Come raggiungerci a Sorrento
- In Aereo: Dall’aeroporto di Napoli, i passeggeri possono raggiungere Sorrento utilizzando il servizio di autobus della linea privata Curreri, che effettua numerose corse giornaliere (ogni due ore circa). La fermata più vicina è quella presso la stazione ferroviaria di Sorrento.
- In automobile: Da Napoli seguite le segnalazioni per la autostrada A3 in direzione Salerno. Dopo 25 km uscite dall’autostrada a Castellammare di Stabia ed imboccate l’autostrada per Sorrento. Una volta arrivati, percorrete Corso Italia, girate a destra nel Vico Secondo Rota, poi a sinistra in Via Bernardino Rota e continuate lungo la Via Aniello Califano, dove troverete Villa Rosa al numero 30. Potete posteggiare l’automobile nel parcheggio privato della Villa.
- In treno: Dalla stazione ferroviaria principale di Napoli, utilizzate il servizio ferroviario Circumvesuviana in direzione Sorrento. La stazione è situata a soli 500 metri da Villa Rosa Sorrento. Una volta arrivati, percorrete Corso Italia, girate a destra in Vico Secondo Rota, poi a sinistra in Via Bernardino Rota e continuate lungo Via Aniello Califano, dove troverete Villa Rosa al numero 30.
- In nave: E’ possibile prendere l’aliscafo dal porto di Napoli (molo Beverello). Il viaggio per Sorrento durerà circa 35 minuti (Marina Piccola). Ogni 30 minuti partono dei minibus dal porto diretti al centro di Sorrento; se prenderete un taxi arriverete a Villa Rosa in meno di 5 minuti.
- Con gli autobus SITA: dalla stazione ferroviaria di Sorrento, potete raggiungere Positano ed Amalfi o altre destinazioni della Penisola Sorrentina. Se desiderate raggiungere Capri o Ischia in aliscafo o in traghetto, potete raggiungere Marina Piccola in autobus o, in pochi minuti, a piedi.
Itinerari
- Penisola Sorrentina (Massa Lubrense, Sant’Agnello, Piano di Sorrento, Meta, Vico Equense), un quadro seducente fatto di mare azzurro, di coste frastagliate, di paesini deliziosi e di colline lussureggianti di aranci, limoni, ulivi e viti.
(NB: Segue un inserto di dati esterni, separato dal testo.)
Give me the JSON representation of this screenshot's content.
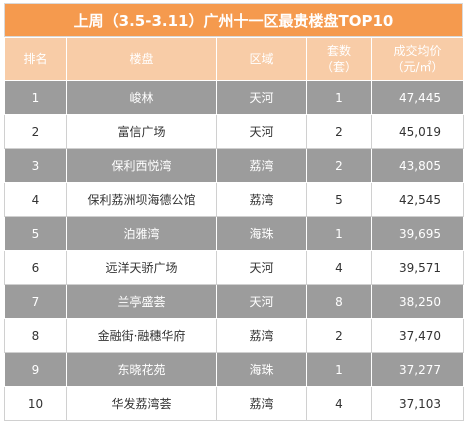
{
  "title": "上周（3.5-3.11）广州十一区最贵楼盘TOP10",
  "headers": {
    "rank": "排名",
    "name": "楼盘",
    "district": "区域",
    "sets_line1": "套数",
    "sets_line2": "（套）",
    "price_line1": "成交均价",
    "price_line2": "（元/㎡）"
  },
  "rows": [
    {
      "rank": "1",
      "name": "峻林",
      "district": "天河",
      "sets": "1",
      "price": "47,445"
    },
    {
      "rank": "2",
      "name": "富信广场",
      "district": "天河",
      "sets": "2",
      "price": "45,019"
    },
    {
      "rank": "3",
      "name": "保利西悦湾",
      "district": "荔湾",
      "sets": "2",
      "price": "43,805"
    },
    {
      "rank": "4",
      "name": "保利荔洲坝海德公馆",
      "district": "荔湾",
      "sets": "5",
      "price": "42,545"
    },
    {
      "rank": "5",
      "name": "泊雅湾",
      "district": "海珠",
      "sets": "1",
      "price": "39,695"
    },
    {
      "rank": "6",
      "name": "远洋天骄广场",
      "district": "天河",
      "sets": "4",
      "price": "39,571"
    },
    {
      "rank": "7",
      "name": "兰亭盛荟",
      "district": "天河",
      "sets": "8",
      "price": "38,250"
    },
    {
      "rank": "8",
      "name": "金融街·融穗华府",
      "district": "荔湾",
      "sets": "2",
      "price": "37,470"
    },
    {
      "rank": "9",
      "name": "东晓花苑",
      "district": "海珠",
      "sets": "1",
      "price": "37,277"
    },
    {
      "rank": "10",
      "name": "华发荔湾荟",
      "district": "荔湾",
      "sets": "4",
      "price": "37,103"
    }
  ]
}
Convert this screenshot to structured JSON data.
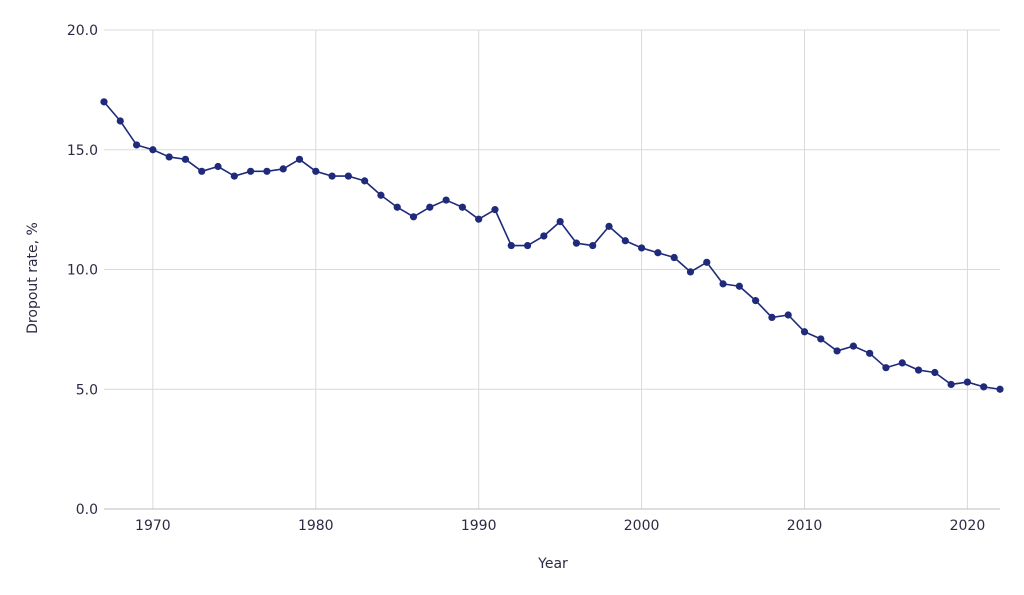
{
  "chart_data": {
    "type": "line",
    "title": "",
    "xlabel": "Year",
    "ylabel": "Dropout rate, %",
    "xlim": [
      1967,
      2022
    ],
    "ylim": [
      0,
      20
    ],
    "x_ticks": [
      1970,
      1980,
      1990,
      2000,
      2010,
      2020
    ],
    "y_ticks": [
      "0.0",
      "5.0",
      "10.0",
      "15.0",
      "20.0"
    ],
    "grid": true,
    "colors": {
      "line": "#1f2a7a",
      "marker": "#1f2a7a",
      "grid": "#d9d9d9",
      "text": "#2b2b45"
    },
    "series": [
      {
        "x": [
          1967,
          1968,
          1969,
          1970,
          1971,
          1972,
          1973,
          1974,
          1975,
          1976,
          1977,
          1978,
          1979,
          1980,
          1981,
          1982,
          1983,
          1984,
          1985,
          1986,
          1987,
          1988,
          1989,
          1990,
          1991,
          1992,
          1993,
          1994,
          1995,
          1996,
          1997,
          1998,
          1999,
          2000,
          2001,
          2002,
          2003,
          2004,
          2005,
          2006,
          2007,
          2008,
          2009,
          2010,
          2011,
          2012,
          2013,
          2014,
          2015,
          2016,
          2017,
          2018,
          2019,
          2020,
          2021,
          2022
        ],
        "y": [
          17.0,
          16.2,
          15.2,
          15.0,
          14.7,
          14.6,
          14.1,
          14.3,
          13.9,
          14.1,
          14.1,
          14.2,
          14.6,
          14.1,
          13.9,
          13.9,
          13.7,
          13.1,
          12.6,
          12.2,
          12.6,
          12.9,
          12.6,
          12.1,
          12.5,
          11.0,
          11.0,
          11.4,
          12.0,
          11.1,
          11.0,
          11.8,
          11.2,
          10.9,
          10.7,
          10.5,
          9.9,
          10.3,
          9.4,
          9.3,
          8.7,
          8.0,
          8.1,
          7.4,
          7.1,
          6.6,
          6.8,
          6.5,
          5.9,
          6.1,
          5.8,
          5.7,
          5.2,
          5.3,
          5.1,
          5.0
        ]
      }
    ]
  }
}
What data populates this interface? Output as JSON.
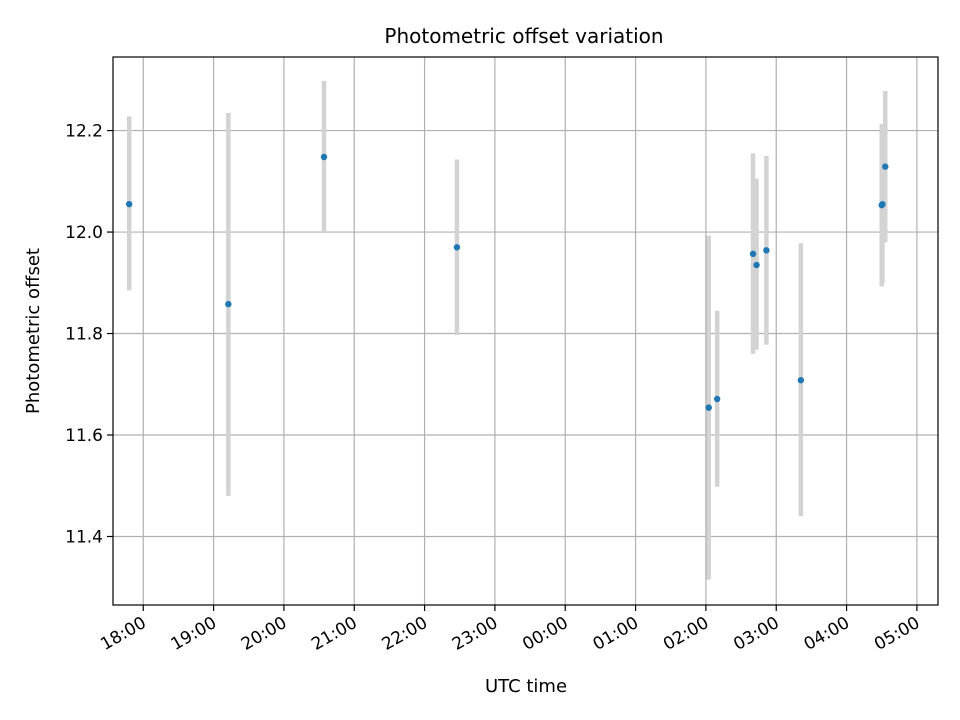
{
  "chart_data": {
    "type": "scatter",
    "title": "Photometric offset variation",
    "xlabel": "UTC time",
    "ylabel": "Photometric offset",
    "x_unit": "hours since 18:00 UTC (x labels are clock times)",
    "xlim": [
      -0.43,
      11.3
    ],
    "ylim": [
      11.265,
      12.345
    ],
    "xticks": [
      0,
      1,
      2,
      3,
      4,
      5,
      6,
      7,
      8,
      9,
      10,
      11
    ],
    "xtick_labels": [
      "18:00",
      "19:00",
      "20:00",
      "21:00",
      "22:00",
      "23:00",
      "00:00",
      "01:00",
      "02:00",
      "03:00",
      "04:00",
      "05:00"
    ],
    "yticks": [
      11.4,
      11.6,
      11.8,
      12.0,
      12.2
    ],
    "ytick_labels": [
      "11.4",
      "11.6",
      "11.8",
      "12.0",
      "12.2"
    ],
    "grid": true,
    "point_color": "#1f77b4",
    "errorbar_color": "#d3d3d3",
    "points": [
      {
        "x": -0.2,
        "y": 12.055,
        "low": 11.885,
        "high": 12.228
      },
      {
        "x": 1.21,
        "y": 11.858,
        "low": 11.48,
        "high": 12.235
      },
      {
        "x": 2.57,
        "y": 12.148,
        "low": 12.0,
        "high": 12.298
      },
      {
        "x": 4.46,
        "y": 11.97,
        "low": 11.797,
        "high": 12.143
      },
      {
        "x": 8.04,
        "y": 11.654,
        "low": 11.315,
        "high": 11.993
      },
      {
        "x": 8.16,
        "y": 11.671,
        "low": 11.498,
        "high": 11.845
      },
      {
        "x": 8.67,
        "y": 11.957,
        "low": 11.76,
        "high": 12.155
      },
      {
        "x": 8.72,
        "y": 11.935,
        "low": 11.768,
        "high": 12.105
      },
      {
        "x": 8.86,
        "y": 11.964,
        "low": 11.778,
        "high": 12.15
      },
      {
        "x": 9.35,
        "y": 11.708,
        "low": 11.44,
        "high": 11.978
      },
      {
        "x": 10.5,
        "y": 12.053,
        "low": 11.893,
        "high": 12.213
      },
      {
        "x": 10.51,
        "y": 12.055,
        "low": 11.9,
        "high": 12.21
      },
      {
        "x": 10.55,
        "y": 12.129,
        "low": 11.98,
        "high": 12.278
      }
    ]
  }
}
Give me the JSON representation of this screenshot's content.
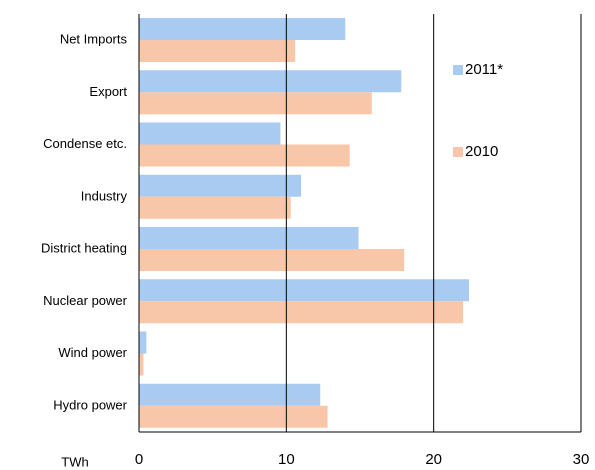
{
  "chart_data": {
    "type": "hbar",
    "categories": [
      "Net Imports",
      "Export",
      "Condense etc.",
      "Industry",
      "District heating",
      "Nuclear power",
      "Wind power",
      "Hydro power"
    ],
    "series": [
      {
        "name": "2011*",
        "color": "#a9caf1",
        "values": [
          14.0,
          17.8,
          9.6,
          11.0,
          14.9,
          22.4,
          0.5,
          12.3
        ]
      },
      {
        "name": "2010",
        "color": "#f8c6a8",
        "values": [
          10.6,
          15.8,
          14.3,
          10.3,
          18.0,
          22.0,
          0.3,
          12.8
        ]
      }
    ],
    "x_label": "TWh",
    "xlim": [
      0,
      30
    ],
    "xticks": [
      0,
      10,
      20,
      30
    ],
    "grid": true,
    "legend": "right"
  }
}
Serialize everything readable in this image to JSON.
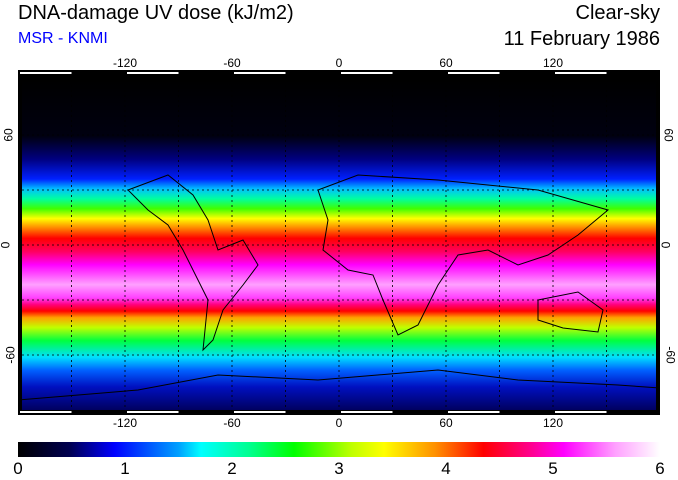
{
  "header": {
    "title": "DNA-damage UV dose (kJ/m2)",
    "source": "MSR - KNMI",
    "condition": "Clear-sky",
    "date": "11 February 1986"
  },
  "map": {
    "lon_ticks": [
      "-120",
      "-60",
      "0",
      "60",
      "120"
    ],
    "lon_values": [
      -120,
      -60,
      0,
      60,
      120
    ],
    "lat_ticks": [
      "60",
      "0",
      "-60"
    ],
    "lat_values": [
      60,
      0,
      -60
    ]
  },
  "colorbar": {
    "labels": [
      "0",
      "1",
      "2",
      "3",
      "4",
      "5",
      "6"
    ],
    "values": [
      0,
      1,
      2,
      3,
      4,
      5,
      6
    ],
    "colors": [
      "#000000",
      "#0000ff",
      "#00ffff",
      "#00ff00",
      "#ffff00",
      "#ff0000",
      "#ff00ff",
      "#ffffff"
    ]
  }
}
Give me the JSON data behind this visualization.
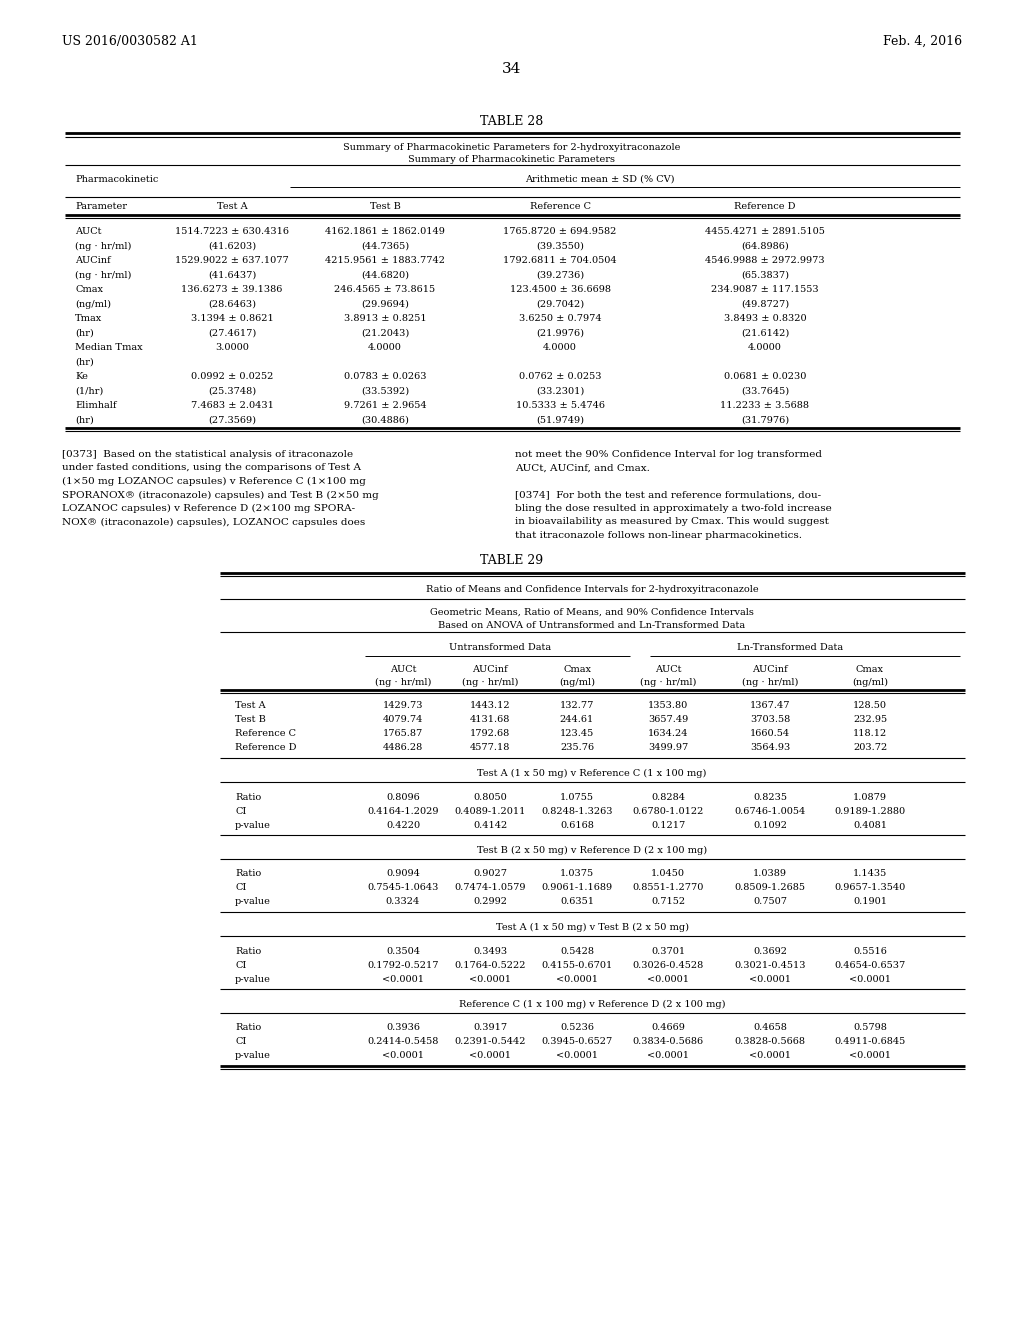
{
  "header_left": "US 2016/0030582 A1",
  "header_right": "Feb. 4, 2016",
  "page_number": "34",
  "table28_title": "TABLE 28",
  "table28_subtitle1": "Summary of Pharmacokinetic Parameters for 2-hydroxyitraconazole",
  "table28_subtitle2": "Summary of Pharmacokinetic Parameters",
  "table28_subheader": "Arithmetic mean ± SD (% CV)",
  "table28_rows": [
    [
      "AUCt",
      "1514.7223 ± 630.4316",
      "4162.1861 ± 1862.0149",
      "1765.8720 ± 694.9582",
      "4455.4271 ± 2891.5105"
    ],
    [
      "(ng · hr/ml)",
      "(41.6203)",
      "(44.7365)",
      "(39.3550)",
      "(64.8986)"
    ],
    [
      "AUCinf",
      "1529.9022 ± 637.1077",
      "4215.9561 ± 1883.7742",
      "1792.6811 ± 704.0504",
      "4546.9988 ± 2972.9973"
    ],
    [
      "(ng · hr/ml)",
      "(41.6437)",
      "(44.6820)",
      "(39.2736)",
      "(65.3837)"
    ],
    [
      "Cmax",
      "136.6273 ± 39.1386",
      "246.4565 ± 73.8615",
      "123.4500 ± 36.6698",
      "234.9087 ± 117.1553"
    ],
    [
      "(ng/ml)",
      "(28.6463)",
      "(29.9694)",
      "(29.7042)",
      "(49.8727)"
    ],
    [
      "Tmax",
      "3.1394 ± 0.8621",
      "3.8913 ± 0.8251",
      "3.6250 ± 0.7974",
      "3.8493 ± 0.8320"
    ],
    [
      "(hr)",
      "(27.4617)",
      "(21.2043)",
      "(21.9976)",
      "(21.6142)"
    ],
    [
      "Median Tmax",
      "3.0000",
      "4.0000",
      "4.0000",
      "4.0000"
    ],
    [
      "(hr)",
      "",
      "",
      "",
      ""
    ],
    [
      "Ke",
      "0.0992 ± 0.0252",
      "0.0783 ± 0.0263",
      "0.0762 ± 0.0253",
      "0.0681 ± 0.0230"
    ],
    [
      "(1/hr)",
      "(25.3748)",
      "(33.5392)",
      "(33.2301)",
      "(33.7645)"
    ],
    [
      "Elimhalf",
      "7.4683 ± 2.0431",
      "9.7261 ± 2.9654",
      "10.5333 ± 5.4746",
      "11.2233 ± 3.5688"
    ],
    [
      "(hr)",
      "(27.3569)",
      "(30.4886)",
      "(51.9749)",
      "(31.7976)"
    ]
  ],
  "para_left": [
    "[0373]  Based on the statistical analysis of itraconazole",
    "under fasted conditions, using the comparisons of Test A",
    "(1×50 mg LOZANOC capsules) v Reference C (1×100 mg",
    "SPORANOX® (itraconazole) capsules) and Test B (2×50 mg",
    "LOZANOC capsules) v Reference D (2×100 mg SPORA-",
    "NOX® (itraconazole) capsules), LOZANOC capsules does"
  ],
  "para_right": [
    "not meet the 90% Confidence Interval for log transformed",
    "AUCt, AUCinf, and Cmax.",
    "",
    "[0374]  For both the test and reference formulations, dou-",
    "bling the dose resulted in approximately a two-fold increase",
    "in bioavailability as measured by Cmax. This would suggest",
    "that itraconazole follows non-linear pharmacokinetics."
  ],
  "table29_title": "TABLE 29",
  "table29_header1": "Ratio of Means and Confidence Intervals for 2-hydroxyitraconazole",
  "table29_header2": "Geometric Means, Ratio of Means, and 90% Confidence Intervals",
  "table29_header3": "Based on ANOVA of Untransformed and Ln-Transformed Data",
  "table29_means_rows": [
    [
      "Test A",
      "1429.73",
      "1443.12",
      "132.77",
      "1353.80",
      "1367.47",
      "128.50"
    ],
    [
      "Test B",
      "4079.74",
      "4131.68",
      "244.61",
      "3657.49",
      "3703.58",
      "232.95"
    ],
    [
      "Reference C",
      "1765.87",
      "1792.68",
      "123.45",
      "1634.24",
      "1660.54",
      "118.12"
    ],
    [
      "Reference D",
      "4486.28",
      "4577.18",
      "235.76",
      "3499.97",
      "3564.93",
      "203.72"
    ]
  ],
  "table29_section1_header": "Test A (1 x 50 mg) v Reference C (1 x 100 mg)",
  "table29_section1": [
    [
      "Ratio",
      "0.8096",
      "0.8050",
      "1.0755",
      "0.8284",
      "0.8235",
      "1.0879"
    ],
    [
      "CI",
      "0.4164-1.2029",
      "0.4089-1.2011",
      "0.8248-1.3263",
      "0.6780-1.0122",
      "0.6746-1.0054",
      "0.9189-1.2880"
    ],
    [
      "p-value",
      "0.4220",
      "0.4142",
      "0.6168",
      "0.1217",
      "0.1092",
      "0.4081"
    ]
  ],
  "table29_section2_header": "Test B (2 x 50 mg) v Reference D (2 x 100 mg)",
  "table29_section2": [
    [
      "Ratio",
      "0.9094",
      "0.9027",
      "1.0375",
      "1.0450",
      "1.0389",
      "1.1435"
    ],
    [
      "CI",
      "0.7545-1.0643",
      "0.7474-1.0579",
      "0.9061-1.1689",
      "0.8551-1.2770",
      "0.8509-1.2685",
      "0.9657-1.3540"
    ],
    [
      "p-value",
      "0.3324",
      "0.2992",
      "0.6351",
      "0.7152",
      "0.7507",
      "0.1901"
    ]
  ],
  "table29_section3_header": "Test A (1 x 50 mg) v Test B (2 x 50 mg)",
  "table29_section3": [
    [
      "Ratio",
      "0.3504",
      "0.3493",
      "0.5428",
      "0.3701",
      "0.3692",
      "0.5516"
    ],
    [
      "CI",
      "0.1792-0.5217",
      "0.1764-0.5222",
      "0.4155-0.6701",
      "0.3026-0.4528",
      "0.3021-0.4513",
      "0.4654-0.6537"
    ],
    [
      "p-value",
      "<0.0001",
      "<0.0001",
      "<0.0001",
      "<0.0001",
      "<0.0001",
      "<0.0001"
    ]
  ],
  "table29_section4_header": "Reference C (1 x 100 mg) v Reference D (2 x 100 mg)",
  "table29_section4": [
    [
      "Ratio",
      "0.3936",
      "0.3917",
      "0.5236",
      "0.4669",
      "0.4658",
      "0.5798"
    ],
    [
      "CI",
      "0.2414-0.5458",
      "0.2391-0.5442",
      "0.3945-0.6527",
      "0.3834-0.5686",
      "0.3828-0.5668",
      "0.4911-0.6845"
    ],
    [
      "p-value",
      "<0.0001",
      "<0.0001",
      "<0.0001",
      "<0.0001",
      "<0.0001",
      "<0.0001"
    ]
  ]
}
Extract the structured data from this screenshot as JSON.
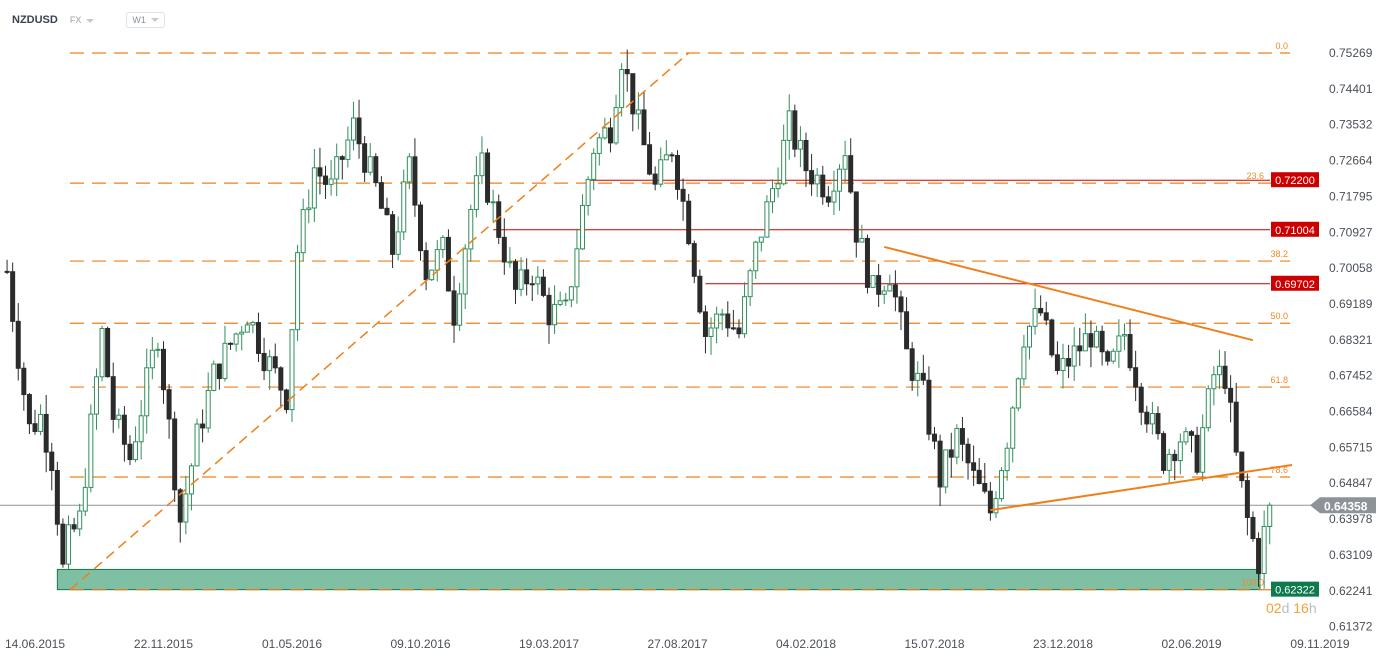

- Pompei ed Ercolano, due incantevoli siti dove è possibile ammirare i più straordinari resti della civiltà Romana e dell’esplosione del Vesuvio.
- Capri, Ischia e Procida, un paesaggio e una vegetazione mediterranea che tolgono il respiro.
- Oplonti, la cui principale attrazione è la Villa di Poppea, considerata “Patrimonio dell’Umanità” dall’UNESCO
- Costiera Amalfitana (Positano, Amalfi, Ravello, Vietri), una meravigliosa terra ricca di storia, cultura e folklore, usanze popolari e tradizioni gastronomiche.
- Napoli, una città di ineguagliabile bellezza, storia e tradizione, dove si possono ammirare:
-meravigliose chiese, come il Duomo, Santa Chiara, San Lorenzo Maggiore, San Gregorio Armeno, Chiesa del Gesù Nuovo.
-famosi musei, come il Museo Archeologico Nazionale, Capodimonte, San Martino, Palazzo
Reale.
-palazzi storici e monumenti, come il Palazzo Reale e i Giardini, la Reggia di Capodimonte,
il Maschio Angioino, Castel dell’Ovo, Castel Sant’Elmo.
-luoghi ricchi di fascino, come SpaccaNapoli, Vomero, Quartieri Spagnoli, Via Toledo, Via
San Gregorio Armeno, Galleria Umberto I, Posillipo, Napoli sotterranea, Piazza del
Plebiscito, Piazza Bellini, Piazza del Gesù Nuovo.